A British man has pleaded not guilty to attempting to grab a police officer's gun in a bid to kill Donald Trump.
Michael Sandford, 20, allegedly tried to snatch the weapon during a rally at Treasure Island casino in Las Vegas on June 18.
He is said to have told police he travelled to the Nevada city to kill Mr Trump, the presumptive Republican nominee for the US presidential election, according to court documents.
Sandford, of Dorking, Surrey, appeared at a federal court in Las Vegas wearing leg irons and a yellow prison uniform with the word "detainee" on the back.
He pleaded not guilty to a charge of disrupting government business and official functions and two charges of being an illegal alien in possession of a gun.
After the charges were read to Sandford, magistrate judge Cam Ferenbach asked him: "Do you understand the nature of the charges against you?"
Sandford replied: "Yes I do." The judge said: "How do you plead?" Sandford replied: "Not guilty". He was remanded in custody and is due to stand trial on August 22.
According to a complaint lodged with the US district court in Nevada, Sandford told a policeman at the rally that he wanted Trump's autograph before he attempted to seize the officer's gun.

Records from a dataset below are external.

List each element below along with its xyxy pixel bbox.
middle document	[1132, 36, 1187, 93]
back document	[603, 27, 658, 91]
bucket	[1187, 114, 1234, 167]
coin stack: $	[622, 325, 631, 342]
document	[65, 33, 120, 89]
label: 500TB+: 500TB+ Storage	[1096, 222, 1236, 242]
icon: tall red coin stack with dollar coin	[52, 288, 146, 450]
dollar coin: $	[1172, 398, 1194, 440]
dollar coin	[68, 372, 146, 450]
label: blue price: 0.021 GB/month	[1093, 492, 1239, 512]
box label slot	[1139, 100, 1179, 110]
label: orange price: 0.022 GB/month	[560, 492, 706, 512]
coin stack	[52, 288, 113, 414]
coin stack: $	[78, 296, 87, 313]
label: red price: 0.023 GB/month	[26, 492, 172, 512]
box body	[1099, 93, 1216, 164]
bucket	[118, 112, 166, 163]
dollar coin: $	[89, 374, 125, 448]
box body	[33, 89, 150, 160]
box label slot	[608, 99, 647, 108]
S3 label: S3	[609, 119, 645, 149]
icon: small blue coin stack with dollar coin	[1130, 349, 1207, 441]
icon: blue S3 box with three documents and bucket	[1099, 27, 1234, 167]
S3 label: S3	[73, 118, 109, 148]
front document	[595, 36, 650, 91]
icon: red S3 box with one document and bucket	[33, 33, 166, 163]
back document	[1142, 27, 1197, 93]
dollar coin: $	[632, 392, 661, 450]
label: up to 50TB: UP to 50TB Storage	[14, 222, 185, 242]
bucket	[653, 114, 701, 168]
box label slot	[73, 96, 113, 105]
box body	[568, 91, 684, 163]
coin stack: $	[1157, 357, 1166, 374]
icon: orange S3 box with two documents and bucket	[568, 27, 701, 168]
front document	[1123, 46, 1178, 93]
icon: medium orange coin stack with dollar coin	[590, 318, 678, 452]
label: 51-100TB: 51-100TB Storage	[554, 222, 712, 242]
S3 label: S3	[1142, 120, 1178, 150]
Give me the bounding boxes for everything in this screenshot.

During a police interview, when asked why he attempted to grab the weapon, Sandford replied: "To shoot and kill Donald Trump", the complaint alleges.

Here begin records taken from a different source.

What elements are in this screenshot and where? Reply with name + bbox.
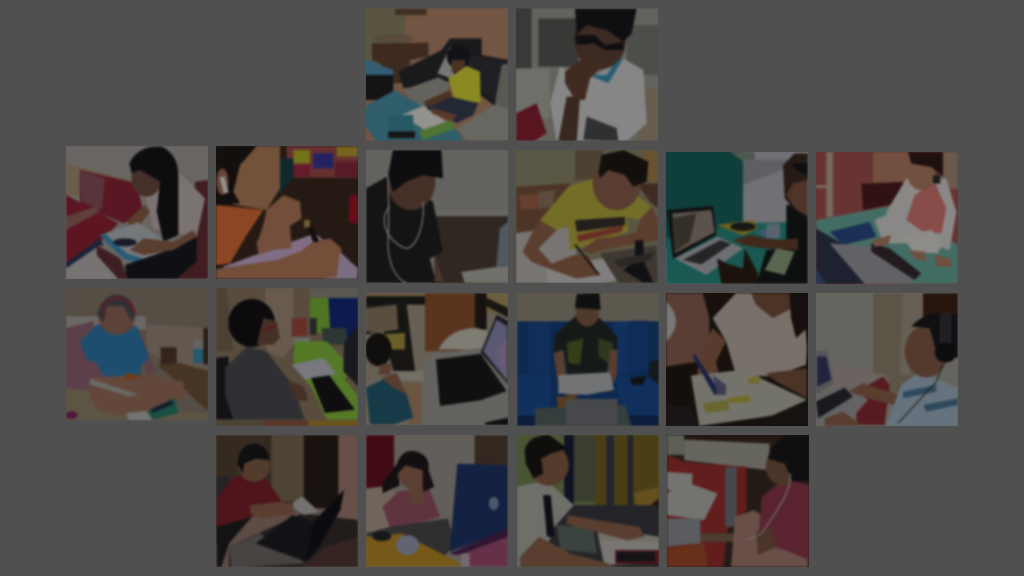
photo: boy with glasses and white t-shirt [516,8,658,140]
photo: teen with headphones at laptop on desk [816,293,958,426]
photo: boy in maroon shirt with black laptop [216,435,358,567]
photo: toddler watching laptop on marble table [366,293,508,425]
photo: girl with long hair reading on red sofa [66,146,208,279]
photo: boy in yellow shirt on sofa [366,8,508,140]
photo: student at laptop by teal wall [666,152,808,284]
photo: boy in maroon shirt with earphones by red bedspread [667,435,809,567]
photo: girl with red headphones and blue Dell laptop [366,435,508,567]
photo: boy with red glasses at green desk with keyboard [216,288,358,426]
photo: girl in blue top with headphones sitting cross-legged [66,288,208,420]
photo: small girl with headset on bed [816,152,958,284]
photo: woman in lace top highlighting a book [666,293,808,426]
photo: boy in yellow London t-shirt writing [516,150,658,283]
photo: schoolboy in uniform and tie writing by window [517,435,659,567]
photo: girl in black top with white earphones [366,150,508,283]
photo: young man in cap on blue sofa with MacBook [517,293,659,426]
photo: young girl in orange writing at table [216,146,358,279]
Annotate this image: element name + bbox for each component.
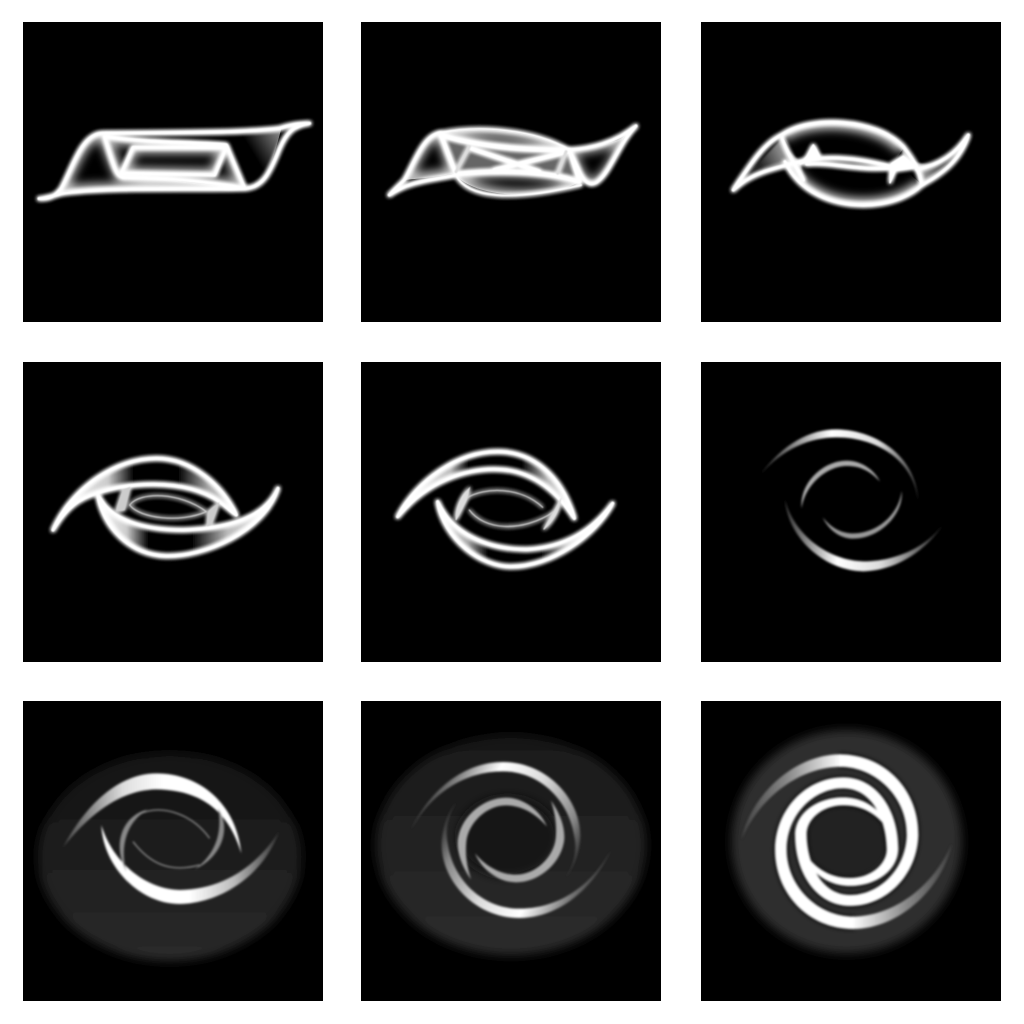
- dark core: [458, 797, 558, 877]
- halo: [376, 735, 646, 955]
- outline strokes: [39, 123, 310, 199]
- shape 6: [760, 429, 943, 571]
- inner glow fills: [61, 128, 281, 192]
- arcs: [411, 762, 611, 918]
- shape 9: [732, 730, 962, 953]
- dark shadow of spiral arms: [775, 754, 918, 929]
- crescent gradient fills: [53, 458, 278, 556]
- shape 5: [398, 452, 613, 567]
- outline strokes: [53, 458, 278, 556]
- crescent gradient fills: [398, 452, 613, 567]
- halo: [732, 730, 962, 953]
- shape 2: [389, 126, 636, 195]
- panel 7: thick crescents on a dim halo: [23, 701, 323, 1001]
- crescents: [63, 773, 279, 904]
- panel 9: bright closed spiral on a halo: [701, 701, 1001, 1001]
- outline strokes: [398, 452, 613, 567]
- shape 4: [53, 458, 278, 556]
- shape 3: [733, 122, 968, 205]
- panel 1: ribbon with nested rectangles: [23, 22, 323, 322]
- spiral arms: [742, 754, 952, 929]
- shape 8: [376, 735, 646, 955]
- halo: [38, 753, 301, 961]
- panel 3: leaf with barbed centre line: [701, 22, 1001, 322]
- centre hole: [807, 805, 887, 877]
- panel 2: ribbon with crossing lines: [361, 22, 661, 322]
- inner glow fills: [750, 122, 953, 205]
- shape 7: [38, 753, 301, 961]
- outline strokes: [733, 122, 968, 205]
- shape 1: [39, 123, 310, 199]
- panel 6: four thin arcs: [701, 362, 1001, 662]
- outline strokes: [389, 126, 636, 195]
- panel 8: spiral arcs on a dim halo: [361, 701, 661, 1001]
- panel 4: two crescents with inner eye: [23, 362, 323, 662]
- panel 5: separating crescents: [361, 362, 661, 662]
- inner glow fills: [404, 130, 624, 195]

He had driven to Las Vegas from Californa on June 16, and went to a shooting range the next day, where he said he learnt how to use a gun for the first time, it is claimed.
Sandford - who had been living in the US for around 18 months - allegedly told investigators he expected to die in the attempt on June 18, which he had been planning for a year.
He also claimed to have booked tickets for another Trump rally in Phoenix, Arizona, in case he was unable to attempt to take the billionaire's life in Las Vegas, according to the complaint.
Sandford's mother has voiced fears that her son, who faces up to 30 years in prison if convicted, may try to take his own life in a US jail and called for him to be returned to the UK.
Lynne Sandford told the BBC's Victoria Derbyshire programme: "I would like him to be deported so he can be back in the country and can get psychiatric help and that way he could see the family that still adore him,"
"Jail is no place for him. He needs help, but not prison."
Mrs Sandford said her son had been diagnosed with Asperger's syndrome when he was 13 and he had previously tried to kill himself. He had to be sectioned as a teenager after suffering from anorexia, she added.
The case will next be heard in court on August 11 for a calendar call ahead of the trial.